Schöne Städte gibt es viele, Offenbach nur einmal. Seit zwei Jahrzehnten arbeite und wohne ich in Offenbach. Eine Stadt, die klein genug ist um sich zu treffen und doch groß genug ist um sich aus dem Weg zu gehen. Eine quirlige Stadt, die sich permanent ändert und in den letzten 10 Jahren noch mal einen Zahn zulegte dabei.

Immer mehr verschwinden die Kriegs-Brachen, die es in Offenbach noch lange gab, die alten Industrieanlagen, in denen Werkstätten, Proberäumen und Ateliers kreativer Nährboden war in einer Stadt, die noch bezahlbare Mieten bot.

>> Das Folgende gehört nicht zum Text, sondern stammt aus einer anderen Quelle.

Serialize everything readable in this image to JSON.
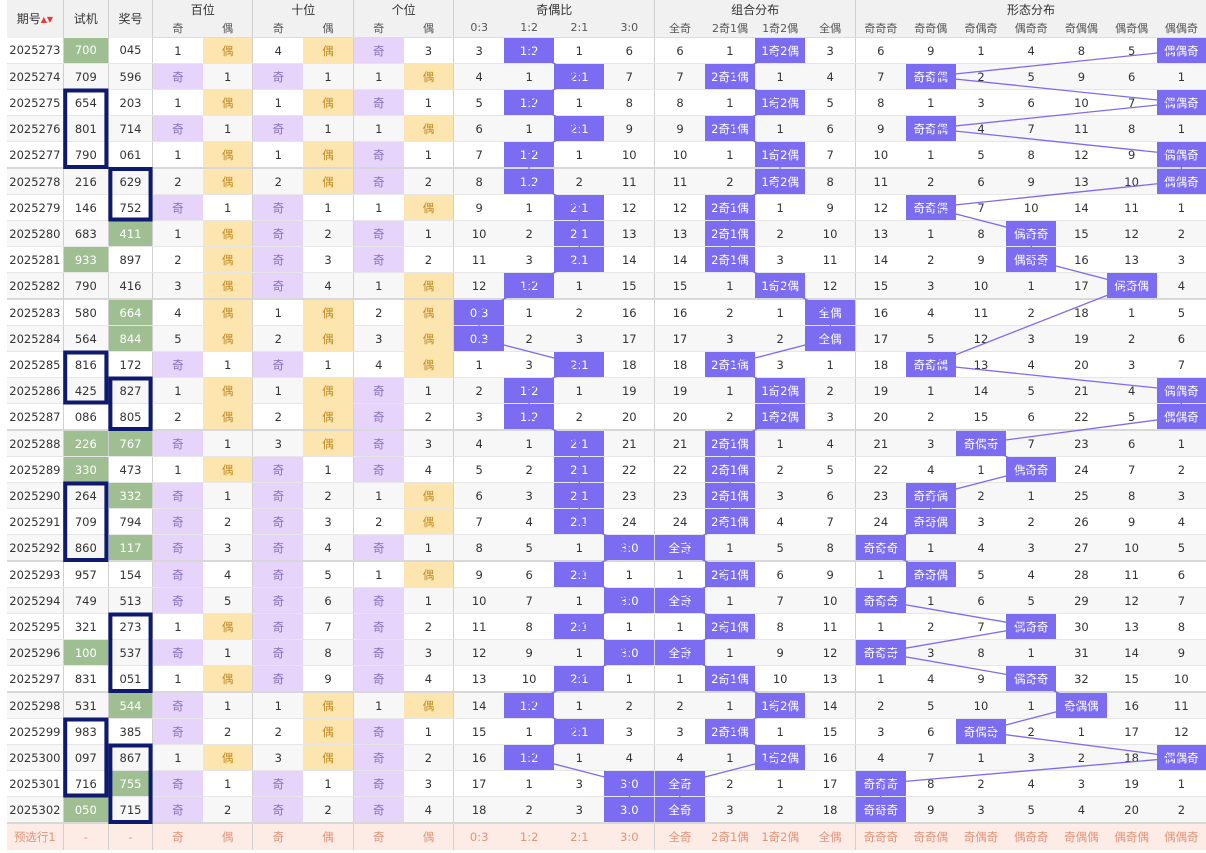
{
  "header": {
    "col_period": "期号",
    "col_test": "试机",
    "col_prize": "奖号",
    "group_hundreds": "百位",
    "group_tens": "十位",
    "group_units": "个位",
    "group_parity_ratio": "奇偶比",
    "group_combo": "组合分布",
    "group_form": "形态分布",
    "odd": "奇",
    "even": "偶",
    "ratios": [
      "0:3",
      "1:2",
      "2:1",
      "3:0"
    ],
    "combos": [
      "全奇",
      "2奇1偶",
      "1奇2偶",
      "全偶"
    ],
    "forms": [
      "奇奇奇",
      "奇奇偶",
      "奇偶奇",
      "偶奇奇",
      "奇偶偶",
      "偶奇偶",
      "偶偶奇"
    ]
  },
  "rows": [
    {
      "p": "2025273",
      "t": "700",
      "n": "045",
      "tg": 1,
      "ng": 0,
      "h": [
        1,
        "偶"
      ],
      "te": [
        4,
        "偶"
      ],
      "u": [
        "奇",
        3
      ],
      "r": [
        3,
        "1:2",
        1,
        6
      ],
      "c": [
        6,
        1,
        "1奇2偶",
        3
      ],
      "f": [
        6,
        9,
        1,
        4,
        8,
        5,
        "偶偶奇"
      ]
    },
    {
      "p": "2025274",
      "t": "709",
      "n": "596",
      "tg": 0,
      "ng": 0,
      "h": [
        "奇",
        1
      ],
      "te": [
        "奇",
        1
      ],
      "u": [
        1,
        "偶"
      ],
      "r": [
        4,
        1,
        "2:1",
        7
      ],
      "c": [
        7,
        "2奇1偶",
        1,
        4
      ],
      "f": [
        7,
        "奇奇偶",
        2,
        5,
        9,
        6,
        1
      ]
    },
    {
      "p": "2025275",
      "t": "654",
      "n": "203",
      "tg": 0,
      "ng": 0,
      "h": [
        1,
        "偶"
      ],
      "te": [
        1,
        "偶"
      ],
      "u": [
        "奇",
        1
      ],
      "r": [
        5,
        "1:2",
        1,
        8
      ],
      "c": [
        8,
        1,
        "1奇2偶",
        5
      ],
      "f": [
        8,
        1,
        3,
        6,
        10,
        7,
        "偶偶奇"
      ]
    },
    {
      "p": "2025276",
      "t": "801",
      "n": "714",
      "tg": 0,
      "ng": 0,
      "h": [
        "奇",
        1
      ],
      "te": [
        "奇",
        1
      ],
      "u": [
        1,
        "偶"
      ],
      "r": [
        6,
        1,
        "2:1",
        9
      ],
      "c": [
        9,
        "2奇1偶",
        1,
        6
      ],
      "f": [
        9,
        "奇奇偶",
        4,
        7,
        11,
        8,
        1
      ]
    },
    {
      "p": "2025277",
      "t": "790",
      "n": "061",
      "tg": 0,
      "ng": 0,
      "h": [
        1,
        "偶"
      ],
      "te": [
        1,
        "偶"
      ],
      "u": [
        "奇",
        1
      ],
      "r": [
        7,
        "1:2",
        1,
        10
      ],
      "c": [
        10,
        1,
        "1奇2偶",
        7
      ],
      "f": [
        10,
        1,
        5,
        8,
        12,
        9,
        "偶偶奇"
      ]
    },
    {
      "p": "2025278",
      "t": "216",
      "n": "629",
      "tg": 0,
      "ng": 0,
      "h": [
        2,
        "偶"
      ],
      "te": [
        2,
        "偶"
      ],
      "u": [
        "奇",
        2
      ],
      "r": [
        8,
        "1:2",
        2,
        11
      ],
      "c": [
        11,
        2,
        "1奇2偶",
        8
      ],
      "f": [
        11,
        2,
        6,
        9,
        13,
        10,
        "偶偶奇"
      ]
    },
    {
      "p": "2025279",
      "t": "146",
      "n": "752",
      "tg": 0,
      "ng": 0,
      "h": [
        "奇",
        1
      ],
      "te": [
        "奇",
        1
      ],
      "u": [
        1,
        "偶"
      ],
      "r": [
        9,
        1,
        "2:1",
        12
      ],
      "c": [
        12,
        "2奇1偶",
        1,
        9
      ],
      "f": [
        12,
        "奇奇偶",
        7,
        10,
        14,
        11,
        1
      ]
    },
    {
      "p": "2025280",
      "t": "683",
      "n": "411",
      "tg": 0,
      "ng": 1,
      "h": [
        1,
        "偶"
      ],
      "te": [
        "奇",
        2
      ],
      "u": [
        "奇",
        1
      ],
      "r": [
        10,
        2,
        "2:1",
        13
      ],
      "c": [
        13,
        "2奇1偶",
        2,
        10
      ],
      "f": [
        13,
        1,
        8,
        "偶奇奇",
        15,
        12,
        2
      ]
    },
    {
      "p": "2025281",
      "t": "933",
      "n": "897",
      "tg": 1,
      "ng": 0,
      "h": [
        2,
        "偶"
      ],
      "te": [
        "奇",
        3
      ],
      "u": [
        "奇",
        2
      ],
      "r": [
        11,
        3,
        "2:1",
        14
      ],
      "c": [
        14,
        "2奇1偶",
        3,
        11
      ],
      "f": [
        14,
        2,
        9,
        "偶奇奇",
        16,
        13,
        3
      ]
    },
    {
      "p": "2025282",
      "t": "790",
      "n": "416",
      "tg": 0,
      "ng": 0,
      "h": [
        3,
        "偶"
      ],
      "te": [
        "奇",
        4
      ],
      "u": [
        1,
        "偶"
      ],
      "r": [
        12,
        "1:2",
        1,
        15
      ],
      "c": [
        15,
        1,
        "1奇2偶",
        12
      ],
      "f": [
        15,
        3,
        10,
        1,
        17,
        "偶奇偶",
        4
      ]
    },
    {
      "p": "2025283",
      "t": "580",
      "n": "664",
      "tg": 0,
      "ng": 1,
      "h": [
        4,
        "偶"
      ],
      "te": [
        1,
        "偶"
      ],
      "u": [
        2,
        "偶"
      ],
      "r": [
        "0:3",
        1,
        2,
        16
      ],
      "c": [
        16,
        2,
        1,
        "全偶"
      ],
      "f": [
        16,
        4,
        11,
        2,
        18,
        1,
        5
      ]
    },
    {
      "p": "2025284",
      "t": "564",
      "n": "844",
      "tg": 0,
      "ng": 1,
      "h": [
        5,
        "偶"
      ],
      "te": [
        2,
        "偶"
      ],
      "u": [
        3,
        "偶"
      ],
      "r": [
        "0:3",
        2,
        3,
        17
      ],
      "c": [
        17,
        3,
        2,
        "全偶"
      ],
      "f": [
        17,
        5,
        12,
        3,
        19,
        2,
        6
      ]
    },
    {
      "p": "2025285",
      "t": "816",
      "n": "172",
      "tg": 0,
      "ng": 0,
      "h": [
        "奇",
        1
      ],
      "te": [
        "奇",
        1
      ],
      "u": [
        4,
        "偶"
      ],
      "r": [
        1,
        3,
        "2:1",
        18
      ],
      "c": [
        18,
        "2奇1偶",
        3,
        1
      ],
      "f": [
        18,
        "奇奇偶",
        13,
        4,
        20,
        3,
        7
      ]
    },
    {
      "p": "2025286",
      "t": "425",
      "n": "827",
      "tg": 0,
      "ng": 0,
      "h": [
        1,
        "偶"
      ],
      "te": [
        1,
        "偶"
      ],
      "u": [
        "奇",
        1
      ],
      "r": [
        2,
        "1:2",
        1,
        19
      ],
      "c": [
        19,
        1,
        "1奇2偶",
        2
      ],
      "f": [
        19,
        1,
        14,
        5,
        21,
        4,
        "偶偶奇"
      ]
    },
    {
      "p": "2025287",
      "t": "086",
      "n": "805",
      "tg": 0,
      "ng": 0,
      "h": [
        2,
        "偶"
      ],
      "te": [
        2,
        "偶"
      ],
      "u": [
        "奇",
        2
      ],
      "r": [
        3,
        "1:2",
        2,
        20
      ],
      "c": [
        20,
        2,
        "1奇2偶",
        3
      ],
      "f": [
        20,
        2,
        15,
        6,
        22,
        5,
        "偶偶奇"
      ]
    },
    {
      "p": "2025288",
      "t": "226",
      "n": "767",
      "tg": 1,
      "ng": 1,
      "h": [
        "奇",
        1
      ],
      "te": [
        3,
        "偶"
      ],
      "u": [
        "奇",
        3
      ],
      "r": [
        4,
        1,
        "2:1",
        21
      ],
      "c": [
        21,
        "2奇1偶",
        1,
        4
      ],
      "f": [
        21,
        3,
        "奇偶奇",
        7,
        23,
        6,
        1
      ]
    },
    {
      "p": "2025289",
      "t": "330",
      "n": "473",
      "tg": 1,
      "ng": 0,
      "h": [
        1,
        "偶"
      ],
      "te": [
        "奇",
        1
      ],
      "u": [
        "奇",
        4
      ],
      "r": [
        5,
        2,
        "2:1",
        22
      ],
      "c": [
        22,
        "2奇1偶",
        2,
        5
      ],
      "f": [
        22,
        4,
        1,
        "偶奇奇",
        24,
        7,
        2
      ]
    },
    {
      "p": "2025290",
      "t": "264",
      "n": "332",
      "tg": 0,
      "ng": 1,
      "h": [
        "奇",
        1
      ],
      "te": [
        "奇",
        2
      ],
      "u": [
        1,
        "偶"
      ],
      "r": [
        6,
        3,
        "2:1",
        23
      ],
      "c": [
        23,
        "2奇1偶",
        3,
        6
      ],
      "f": [
        23,
        "奇奇偶",
        2,
        1,
        25,
        8,
        3
      ]
    },
    {
      "p": "2025291",
      "t": "709",
      "n": "794",
      "tg": 0,
      "ng": 0,
      "h": [
        "奇",
        2
      ],
      "te": [
        "奇",
        3
      ],
      "u": [
        2,
        "偶"
      ],
      "r": [
        7,
        4,
        "2:1",
        24
      ],
      "c": [
        24,
        "2奇1偶",
        4,
        7
      ],
      "f": [
        24,
        "奇奇偶",
        3,
        2,
        26,
        9,
        4
      ]
    },
    {
      "p": "2025292",
      "t": "860",
      "n": "117",
      "tg": 0,
      "ng": 1,
      "h": [
        "奇",
        3
      ],
      "te": [
        "奇",
        4
      ],
      "u": [
        "奇",
        1
      ],
      "r": [
        8,
        5,
        1,
        "3:0"
      ],
      "c": [
        "全奇",
        1,
        5,
        8
      ],
      "f": [
        "奇奇奇",
        1,
        4,
        3,
        27,
        10,
        5
      ]
    },
    {
      "p": "2025293",
      "t": "957",
      "n": "154",
      "tg": 0,
      "ng": 0,
      "h": [
        "奇",
        4
      ],
      "te": [
        "奇",
        5
      ],
      "u": [
        1,
        "偶"
      ],
      "r": [
        9,
        6,
        "2:1",
        1
      ],
      "c": [
        1,
        "2奇1偶",
        6,
        9
      ],
      "f": [
        1,
        "奇奇偶",
        5,
        4,
        28,
        11,
        6
      ]
    },
    {
      "p": "2025294",
      "t": "749",
      "n": "513",
      "tg": 0,
      "ng": 0,
      "h": [
        "奇",
        5
      ],
      "te": [
        "奇",
        6
      ],
      "u": [
        "奇",
        1
      ],
      "r": [
        10,
        7,
        1,
        "3:0"
      ],
      "c": [
        "全奇",
        1,
        7,
        10
      ],
      "f": [
        "奇奇奇",
        1,
        6,
        5,
        29,
        12,
        7
      ]
    },
    {
      "p": "2025295",
      "t": "321",
      "n": "273",
      "tg": 0,
      "ng": 0,
      "h": [
        1,
        "偶"
      ],
      "te": [
        "奇",
        7
      ],
      "u": [
        "奇",
        2
      ],
      "r": [
        11,
        8,
        "2:1",
        1
      ],
      "c": [
        1,
        "2奇1偶",
        8,
        11
      ],
      "f": [
        1,
        2,
        7,
        "偶奇奇",
        30,
        13,
        8
      ]
    },
    {
      "p": "2025296",
      "t": "100",
      "n": "537",
      "tg": 1,
      "ng": 0,
      "h": [
        "奇",
        1
      ],
      "te": [
        "奇",
        8
      ],
      "u": [
        "奇",
        3
      ],
      "r": [
        12,
        9,
        1,
        "3:0"
      ],
      "c": [
        "全奇",
        1,
        9,
        12
      ],
      "f": [
        "奇奇奇",
        3,
        8,
        1,
        31,
        14,
        9
      ]
    },
    {
      "p": "2025297",
      "t": "831",
      "n": "051",
      "tg": 0,
      "ng": 0,
      "h": [
        1,
        "偶"
      ],
      "te": [
        "奇",
        9
      ],
      "u": [
        "奇",
        4
      ],
      "r": [
        13,
        10,
        "2:1",
        1
      ],
      "c": [
        1,
        "2奇1偶",
        10,
        13
      ],
      "f": [
        1,
        4,
        9,
        "偶奇奇",
        32,
        15,
        10
      ]
    },
    {
      "p": "2025298",
      "t": "531",
      "n": "544",
      "tg": 0,
      "ng": 1,
      "h": [
        "奇",
        1
      ],
      "te": [
        1,
        "偶"
      ],
      "u": [
        1,
        "偶"
      ],
      "r": [
        14,
        "1:2",
        1,
        2
      ],
      "c": [
        2,
        1,
        "1奇2偶",
        14
      ],
      "f": [
        2,
        5,
        10,
        1,
        "奇偶偶",
        16,
        11
      ]
    },
    {
      "p": "2025299",
      "t": "983",
      "n": "385",
      "tg": 0,
      "ng": 0,
      "h": [
        "奇",
        2
      ],
      "te": [
        2,
        "偶"
      ],
      "u": [
        "奇",
        1
      ],
      "r": [
        15,
        1,
        "2:1",
        3
      ],
      "c": [
        3,
        "2奇1偶",
        1,
        15
      ],
      "f": [
        3,
        6,
        "奇偶奇",
        2,
        1,
        17,
        12
      ]
    },
    {
      "p": "2025300",
      "t": "097",
      "n": "867",
      "tg": 0,
      "ng": 0,
      "h": [
        1,
        "偶"
      ],
      "te": [
        3,
        "偶"
      ],
      "u": [
        "奇",
        2
      ],
      "r": [
        16,
        "1:2",
        1,
        4
      ],
      "c": [
        4,
        1,
        "1奇2偶",
        16
      ],
      "f": [
        4,
        7,
        1,
        3,
        2,
        18,
        "偶偶奇"
      ]
    },
    {
      "p": "2025301",
      "t": "716",
      "n": "755",
      "tg": 0,
      "ng": 1,
      "h": [
        "奇",
        1
      ],
      "te": [
        "奇",
        1
      ],
      "u": [
        "奇",
        3
      ],
      "r": [
        17,
        1,
        3,
        "3:0"
      ],
      "c": [
        "全奇",
        2,
        1,
        17
      ],
      "f": [
        "奇奇奇",
        8,
        2,
        4,
        3,
        19,
        1
      ]
    },
    {
      "p": "2025302",
      "t": "050",
      "n": "715",
      "tg": 1,
      "ng": 0,
      "h": [
        "奇",
        2
      ],
      "te": [
        "奇",
        2
      ],
      "u": [
        "奇",
        4
      ],
      "r": [
        18,
        2,
        3,
        "3:0"
      ],
      "c": [
        "全奇",
        3,
        2,
        18
      ],
      "f": [
        "奇奇奇",
        9,
        3,
        5,
        4,
        20,
        2
      ]
    }
  ],
  "footer": {
    "label": "预选行1",
    "dash1": "-",
    "dash2": "-",
    "cells": [
      "奇",
      "偶",
      "奇",
      "偶",
      "奇",
      "偶",
      "0:3",
      "1:2",
      "2:1",
      "3:0",
      "全奇",
      "2奇1偶",
      "1奇2偶",
      "全偶",
      "奇奇奇",
      "奇奇偶",
      "奇偶奇",
      "偶奇奇",
      "奇偶偶",
      "偶奇偶",
      "偶偶奇"
    ]
  },
  "colors": {
    "highlight": "#7b6cf2",
    "test_green": "#9fbf93",
    "odd_purple": "#e6d4fb",
    "even_orange": "#fde5b0",
    "box_border": "#0d1a6e",
    "footer_bg": "#fdece6"
  }
}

Das gibt es immer weniger. Sowohl die günstigen Mieten als auch den Platz für Kreativität, der festen Raum braucht.

Viele Menschen sind in Offenbach auf der Durchreise. Viele kommen aus fernen Ländern und treffen hier, in der Arrival City, erste Anker, bauen sich etwas auf und ziehen dann weg. Viele kommen aus gut betuchten Familien und studieren an der renomierten Hochschule für Gestaltung oder an Hochschulen in Frankfurt, sind hier wegen der guten Anbindung und denn billigen Mieten und sind nach dem Studium auch wieder weg.

Und es gibt eine Menge Offenbacher und Offenbacherinnen, die schon seit Generationen hier leben. Und dabei die unterschiedlichsten Sprachen sprechen. Hessisch, Italienisch, Griechisch, Türkisch, … alle verstehen sich als Offenbacher.

Offenbach prägt. Es gibt mehr Armut als Reichtum und das sieht man auch. Das ist beim städtischen Haushalt und bei vielen privaten Haushalten sichtbar.  Es ist eine rauhe Stadt, aber eine mit Herz. Ich bin gerne hier.